Prognozy IPCC zakładają, że przy dużym wzroście globalnej temperatury w Polsce liczba ofiar śmiertelnych z powodu upałów może w kolejnych latach wzrosnąć nawet trzykrotnie, do ok. 3 tys. rocznie, co pociągnie za sobą m.in. problem przeciążenia służby zdrowia. Nasilą się gwałtowne zjawiska pogodowe, susze będą częstsze i bardziej dotkliwe. Problemem mogą się też okazać niedobory wody dla ludzi i przemysłu, skutkujące stratami ekonomicznymi. W scenariuszu utrzymania wysokich emisji gazów cieplarnianych do końca wieku niedoborów wody pitnej może w efekcie doświadczać nawet ok. 15 mln Polaków.
– Jednym z największych grzechów dotyczących środowiska i zmian klimatu jest brak poczucia sprawczości. Wydaje nam się, że nasze pojedyncze, jednostkowe decyzje absolutnie nie mają wpływu na to, co się zadzieje z kondycją planety. To, czy podniesiemy śmieć, który leży na ulicy, albo czy wrzucimy plastik, butelkę po oleju czy słoik do odpowiedniego kosza wydaje się nam bez znaczenia, bo ktoś to później za nas załatwi, te śmieci później się jakoś rozpłyną. Otóż nie, to wszystko do nas wraca. Każda negatywna decyzja odbije się w pewnym momencie w postaci emisji gazów cieplarnianych, które powinniśmy ograniczać po to, żeby planeta nam się nie przegrzewała. Ta planeta spokojnie sobie bez nas poradzi, my bez niej nie – mówi Sylwia Majcher, edukatorka ekologiczna i influencerka.

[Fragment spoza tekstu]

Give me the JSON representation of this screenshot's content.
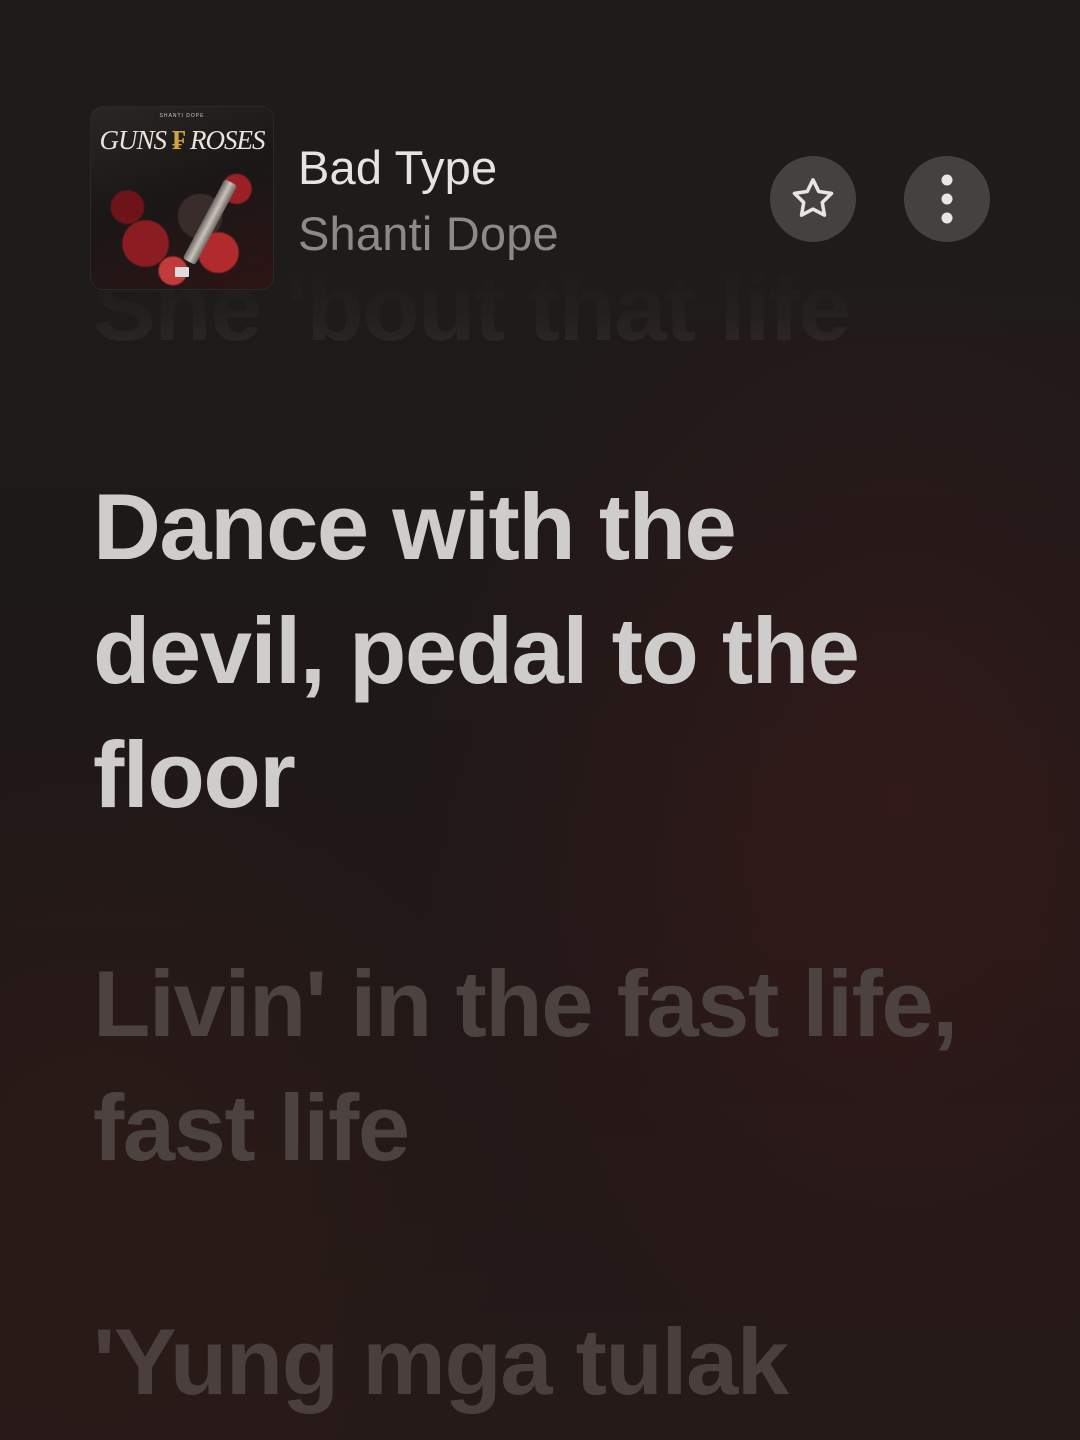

Plusem jest to, że prowadzone cyklicznie badania pokazują stopniowy wzrost świadomości i postaw proekologicznych wśród Polaków. Z raportu CBOS („Świadomość ekologiczna Polaków” 2020) wynika, że 53 proc. ma obawy o stan środowiska w Polsce, a ogromna większość (81 proc.) uważa, że ich własne zachowania i styl życia istotnie przekładają się na jego stan.
Podobne wnioski płyną z badania trackingowego przeprowadzonego dla Ministerstwa Klimatu i Środowiska, które dotyczy świadomości i zachowań ekologicznych Polaków. W jego ostatniej edycji prawie 3/4 Polaków zadeklarowało, że środowisko trzeba chronić z uwagi na przyszłe pokolenia. To najwyższy wynik uzyskany na przestrzeni wszystkich edycji tego badania. Wynika z niego również, że w trosce o klimat i środowisko ponad 96 proc. Polaków deklaruje regularne segregowanie odpadów, a ponad 3/4 jest skłonnych wydawać więcej na „czystą” energię. Polacy znacznie częściej niż w poprzednich latach zwracają też uwagę na ograniczenie zużycia wody (ponad 90 proc. wskazań) i wybierają rozwiązania ekologiczne – nawet wtedy, gdy oznacza to dodatkowy koszt (82 proc.). 61 proc. zadeklarowało także skłonność do korzystania z roweru bądź komunikacji miejskiej zamiast samochodu.